Rawson Thomas, Wilkins Kym E, Bonsall Michael B
Mathematical Ecology Research Group, Department of Zoology, University of Oxford, Oxford OX1 3PS, UK.
School of Mathematical Sciences, The University of Adelaide, Adelaide, South Australia 5005, Australia.
R Soc Open Sci. 2020 Apr 22;7(4):181843. doi: 10.1098/rsos.181843. eCollection 2020 Apr.
Dengue is a debilitating and devastating viral infection spread by mosquito vectors, and over half the world's population currently live at risk of dengue (and other flavivirus) infections. Here, we use an integrated epidemiological and vector ecology framework to predict optimal approaches for tackling dengue. Our aim is to investigate how vector control and/or vaccination strategies can be best combined and implemented for dengue disease control on small networks, and whether these optimal strategies differ under different circumstances. We show that a combination of vaccination programmes and the release of genetically modified self-limiting mosquitoes (comparable to sterile insect approaches) is always considered the most beneficial strategy for reducing the number of infected individuals, owing to both methods having differing impacts on the underlying disease dynamics. Additionally, depending on the impact of human movement on the disease dynamics, the optimal way to combat the spread of dengue is to focus prevention efforts on large population centres. Using mathematical frameworks, such as optimal control, are essential in developing predictive management and mitigation strategies for dengue disease control.

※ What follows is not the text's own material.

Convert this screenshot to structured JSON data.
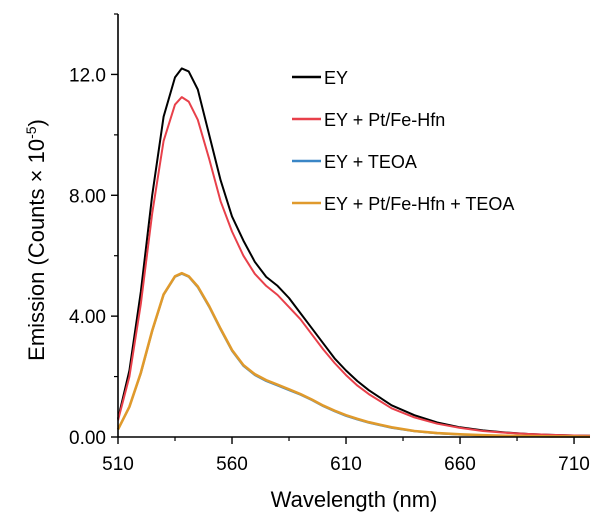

登革热是一种由蚊媒传播的使人衰弱且具有破坏性的病毒感染,目前全球超过一半的人口面临登革热(以及其他黄病毒)感染的风险。在此,我们使用一个综合的流行病学和病媒生态学框架来预测应对登革热的最佳方法。我们的目的是研究如何将病媒控制和/或疫苗接种策略进行最佳组合并在小型网络中实施以控制登革热疾病,以及这些最佳策略在不同情况下是否有所不同。我们表明,疫苗接种计划和释放转基因自限性蚊子(类似于不育昆虫方法)的组合始终被认为是减少感染个体数量的最有益策略,这是因为这两种方法对潜在疾病动态具有不同的影响。此外,根据人类流动对疾病动态的影响,抗击登革热传播的最佳方法是将预防工作集中在大型人口中心。使用诸如最优控制等数学框架对于制定登革热疾病控制的预测性管理和缓解策略至关重要。